Let's create an object of type foo again, just to be explicit.

obj <- list(a = 1, b = 2)
class(obj) <- 'foo' 

> class(obj) 
"foo"

We will now create a method mean.foo which will be called by the generic function mean if it is passed an object of class foo.

mean.foo <- function(x){
  (x$a + x$b)/2
}

> mean(obj) 
1.5

The only thing missing right now is a way to generate our own generic function. Just like mean was a generic function here, we might want to create a generic function that can be used on multiple objects.

f <- function(x) UseMethod("f")
f.foo <- function(x){
  paste(x$a, "and",  x$b, "are in this foo obj")
}
f.numeric <- function(x){
  paste("this numeric has value", x)
}

> f(obj)
[1] "1 and 2 are in this foo obj"
> f(2)
[1] "this numeric has value 2"

The model

I want to make a model that assumes a continous variable $y$ and a discrete input $X$. It will average $y$ over all the $X$ combinations.

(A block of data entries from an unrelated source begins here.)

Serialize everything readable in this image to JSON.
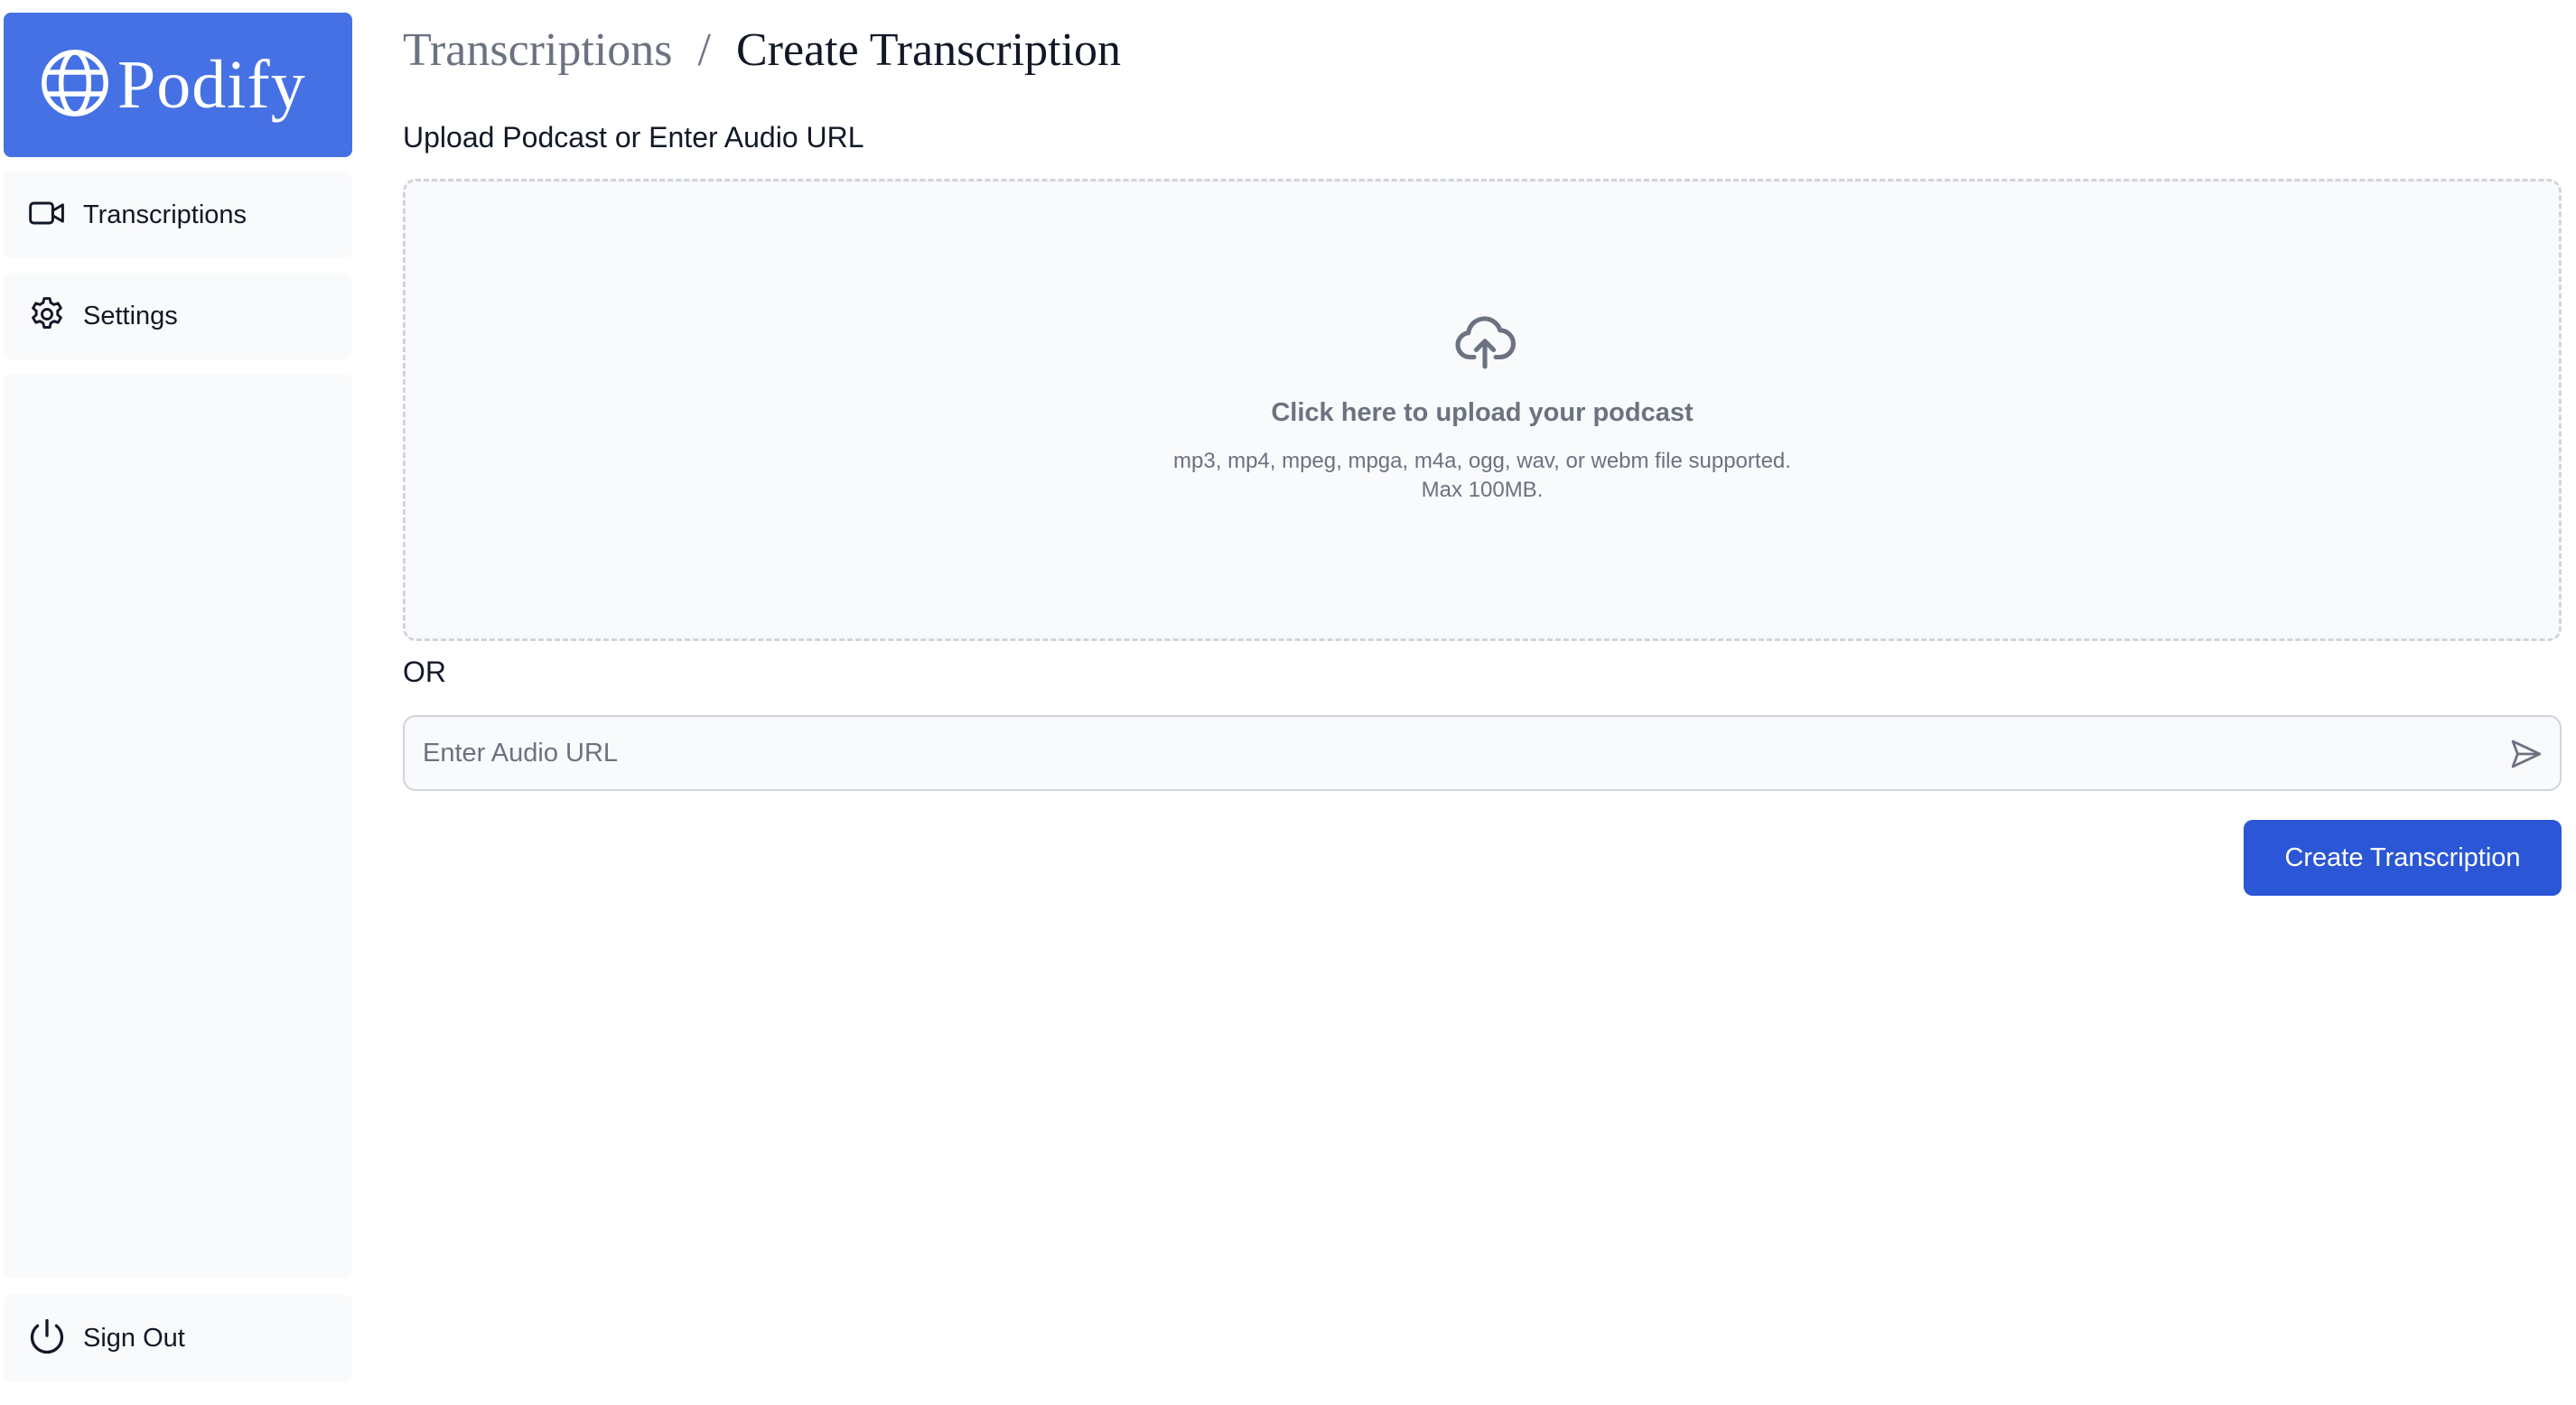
{
  "brand": {
    "name": "Podify",
    "color": "#4571e4",
    "icon": "globe-icon"
  },
  "sidebar": {
    "items": [
      {
        "label": "Transcriptions",
        "icon": "video-camera-icon"
      },
      {
        "label": "Settings",
        "icon": "gear-icon"
      }
    ],
    "signout": {
      "label": "Sign Out",
      "icon": "power-icon"
    }
  },
  "breadcrumb": {
    "parent": "Transcriptions",
    "separator": "/",
    "current": "Create Transcription"
  },
  "upload": {
    "section_label": "Upload Podcast or Enter Audio URL",
    "icon": "cloud-upload-icon",
    "title": "Click here to upload your podcast",
    "hint_line1": "mp3, mp4, mpeg, mpga, m4a, ogg, wav, or webm file supported.",
    "hint_line2": "Max 100MB."
  },
  "or_label": "OR",
  "url_input": {
    "placeholder": "Enter Audio URL",
    "value": "",
    "icon": "send-icon"
  },
  "actions": {
    "create_label": "Create Transcription",
    "primary_color": "#2b57d6"
  }
}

To create this machine learnin model I want a generic function that returns an object with a class. As long as I create a function via UseMethod that returns a list with an assigned class this should work.

library(dplyr)

aggmod <- function(x, ...) UseMethod("aggmod")

aggmod.default <- function(form, data, ...){
  res <- list()

  agg <- aggregate(formula = form, FUN = mean, data = data)
  colnames(agg) <- c(form %>% all.vars %>% tail(-1), "pred")
  res$agg <- agg

  res$call <- match.call()
  res$formula <- form
  res$fitted.values <- data %>% left_join(res$agg) %>% .$pred
  res$y <- data %>% select_(form %>% all.vars %>% head(1))
  res$residuals <- res$y - res$fitted.values
  res$mae <- mean(sum(abs(res$residuals)/length(res$residuals)))
  res$mse <- mean(sum(res$residuals^2)/length(res$residuals))

  class(res) <- "aggmod"
  res
}

The .default method can be seen as a constructor. When we call aggmod() function it will point to the aggmod.default method and return a list of class aggmod. This object still needs some utility generics. Currently, this object has no pretty print representation and can also not be passed into the predict function.

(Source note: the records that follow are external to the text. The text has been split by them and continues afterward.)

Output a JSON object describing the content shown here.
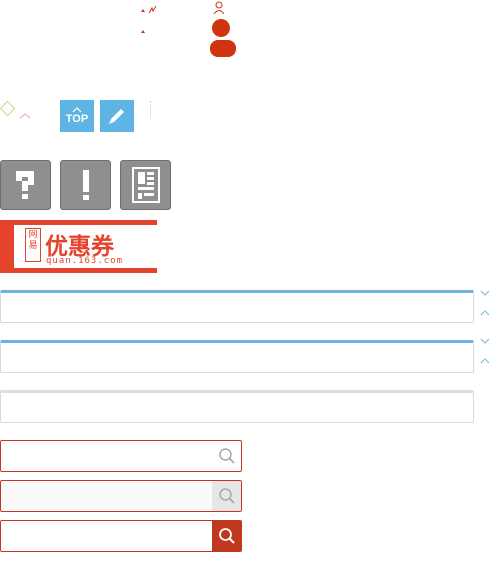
{
  "top_sprites": {
    "user_icon": "user-outline-icon",
    "accent_color": "#d0330f"
  },
  "icons_row": {
    "top_button_label": "TOP",
    "edit_icon": "pencil-icon",
    "blue_color": "#5fb4e6"
  },
  "gray_buttons": [
    {
      "icon": "question-icon"
    },
    {
      "icon": "exclamation-icon"
    },
    {
      "icon": "survey-icon"
    }
  ],
  "coupon": {
    "tag": "网易",
    "title": "优惠券",
    "url": "quan.163.com",
    "color": "#e5432b"
  },
  "text_boxes": [
    {
      "value": "",
      "style": "active"
    },
    {
      "value": "",
      "style": "active"
    },
    {
      "value": "",
      "style": "plain"
    }
  ],
  "search_inputs": [
    {
      "value": "",
      "button_style": "plain"
    },
    {
      "value": "",
      "button_style": "grey"
    },
    {
      "value": "",
      "button_style": "red"
    }
  ],
  "colors": {
    "search_border": "#c0391f",
    "active_border": "#6db3e0"
  }
}
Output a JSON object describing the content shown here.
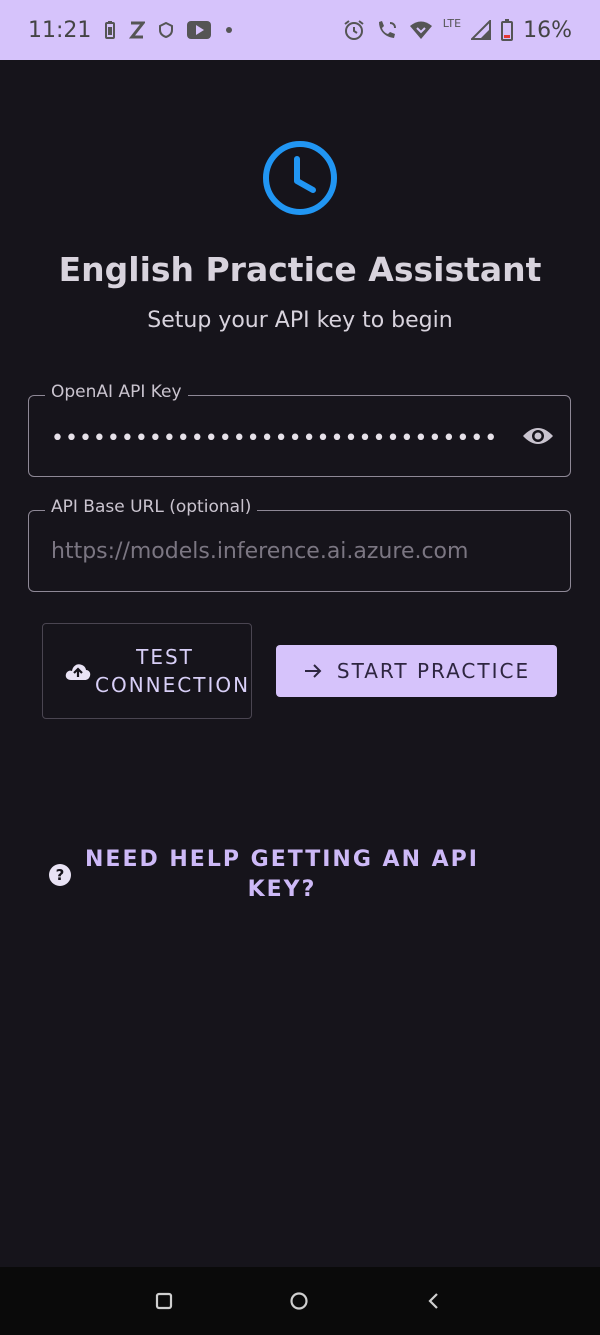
{
  "status_bar": {
    "time": "11:21",
    "battery_percent": "16%",
    "network": "LTE"
  },
  "app": {
    "title": "English Practice Assistant",
    "subtitle": "Setup your API key to begin",
    "accent_color": "#d6c3fb",
    "icon_color": "#2196f3"
  },
  "api_key_field": {
    "label": "OpenAI API Key",
    "masked_value": "••••••••••••••••••••••••••••••••••••••••••"
  },
  "base_url_field": {
    "label": "API Base URL (optional)",
    "placeholder": "https://models.inference.ai.azure.com"
  },
  "buttons": {
    "test_connection": "TEST CONNECTION",
    "start_practice": "START PRACTICE"
  },
  "help_link": "NEED HELP GETTING AN API KEY?",
  "nav": {
    "recents": "recents-icon",
    "home": "home-icon",
    "back": "back-icon"
  }
}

print.aggmod <- function(x, ...){
  cat("Call:\n")
  print(x$call)
  cat("\nMSE:")
  print(x$mse)
  cat("MAE:")
  print(x$mae)
}

predict.aggmod <- function(x, newdata = NULL, ...){
  if(is.null(newdata)) return(fitted(x))
  newdata %>% left_join(x$agg) %>% .$pred
}

With this in place, it starts to feel like using the lm function.

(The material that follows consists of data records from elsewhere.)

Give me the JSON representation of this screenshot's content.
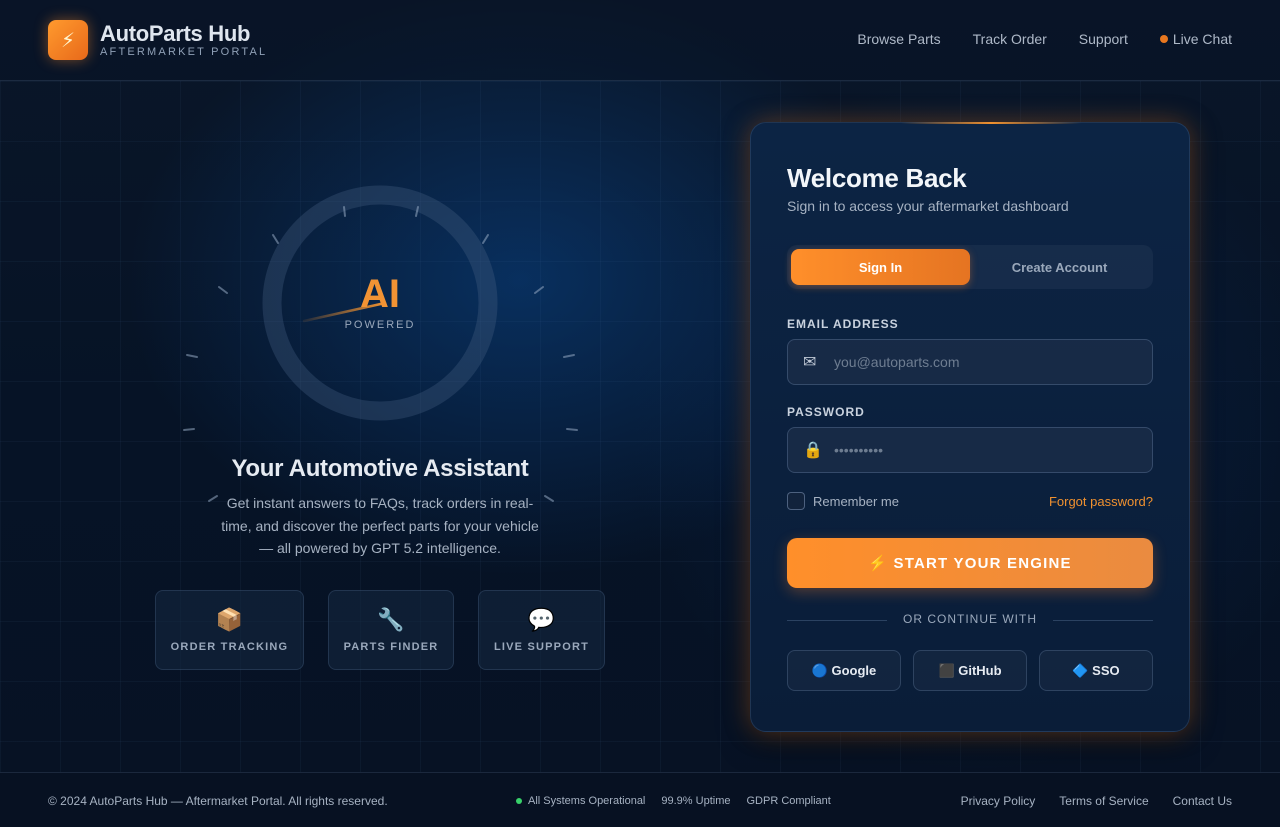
{
  "header": {
    "brand_name": "AutoParts Hub",
    "brand_sub": "AFTERMARKET PORTAL",
    "logo_icon": "lightning-icon",
    "nav": [
      {
        "label": "Browse Parts"
      },
      {
        "label": "Track Order"
      },
      {
        "label": "Support"
      },
      {
        "label": "Live Chat",
        "status_color": "#e8771f"
      }
    ]
  },
  "hero": {
    "badge_title": "AI",
    "badge_sub": "POWERED",
    "title": "Your Automotive Assistant",
    "description": "Get instant answers to FAQs, track orders in real-time, and discover the perfect parts for your vehicle — all powered by GPT 5.2 intelligence.",
    "features": [
      {
        "icon": "📦",
        "icon_name": "package-icon",
        "label": "ORDER TRACKING"
      },
      {
        "icon": "🔧",
        "icon_name": "wrench-icon",
        "label": "PARTS FINDER"
      },
      {
        "icon": "💬",
        "icon_name": "chat-bubble-icon",
        "label": "LIVE SUPPORT"
      }
    ]
  },
  "login": {
    "title": "Welcome Back",
    "subtitle": "Sign in to access your aftermarket dashboard",
    "tabs": [
      {
        "label": "Sign In",
        "active": true
      },
      {
        "label": "Create Account",
        "active": false
      }
    ],
    "email_label": "EMAIL ADDRESS",
    "email_placeholder": "you@autoparts.com",
    "email_icon": "mail-icon",
    "password_label": "PASSWORD",
    "password_placeholder": "••••••••••",
    "password_icon": "lock-icon",
    "remember_label": "Remember me",
    "remember_checked": false,
    "forgot_label": "Forgot password?",
    "submit_label": "⚡ START YOUR ENGINE",
    "divider_label": "OR CONTINUE WITH",
    "social": [
      {
        "label": "🔵 Google"
      },
      {
        "label": "⬛ GitHub"
      },
      {
        "label": "🔷 SSO"
      }
    ],
    "accent_color": "#f0912f"
  },
  "footer": {
    "copyright": "© 2024 AutoParts Hub — Aftermarket Portal. All rights reserved.",
    "status": "All Systems Operational",
    "status_color": "#38d16a",
    "uptime": "99.9% Uptime",
    "compliance": "GDPR Compliant",
    "links": [
      {
        "label": "Privacy Policy"
      },
      {
        "label": "Terms of Service"
      },
      {
        "label": "Contact Us"
      }
    ]
  }
}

modl <- aggmod(weight ~ Time + Diet, ChickWeight) 
> modl %>% print
Call:
aggmod.default(form = weight ~ Time + Diet, data = ChickWeight)

MSE:[1] 631109.7
MAE:[1] 11692.11

> predict(modl, newdata = ChickWeight %>% sample_n(5))
Joining by: c("Time", "Diet")
[1] 187.70000  47.25000  79.68421  64.50000  66.78947

Conclusion

I found this exercize very helpful in understanding the R way of dealing with objects. If you are from a different programming language this may feel like a very strange way of doing things but it has it's benefits. By allowing our code to be written this way, we can do the following;

formulas <- c(weight ~ Time, weight ~ Time + Diet, weight ~ Diet)
ml_methods <- list(lm, aggmod)
df <- data.frame(variables = as.character(), model = as.character(), median_mse = as.numeric())

mse <- function(x,y){
  diff <- x - y
  mean(sum(diff^2)/length(diff))
}

for(f in formulas){
  for(m in ml_methods){
    mod <- m(f, ChickWeight)
    df <- df %>% rbind(data.frame(
      variables = f %>% all.vars %>% tail(-1) %>% paste(collapse=' '),
      model = mod$call %>% as.character %>% .[1], 
      median_mse = mse(mod %>% predict, ChickWeight$weight)
    ))
  }
}

Having a generic predict allows an R user to focus on the statistics because there is a common expectation of how an object should interact with it. Not all programmers will like this style, some may say that it offers too much sugar. Another example of things that feel trippy to programmers;

`%+%` <- function(a, b){
  paste(a,b, sep ='')
}

> 'a' %+% 'b' %+% 'c'
[1] "abc"

Where python can make use of polymorphism for it's operators, R imposes different rules, but allows you to write your own operators. Most statistician will enjoy this because this syntax allows them only worry about doing statistics with code that feels natural to them.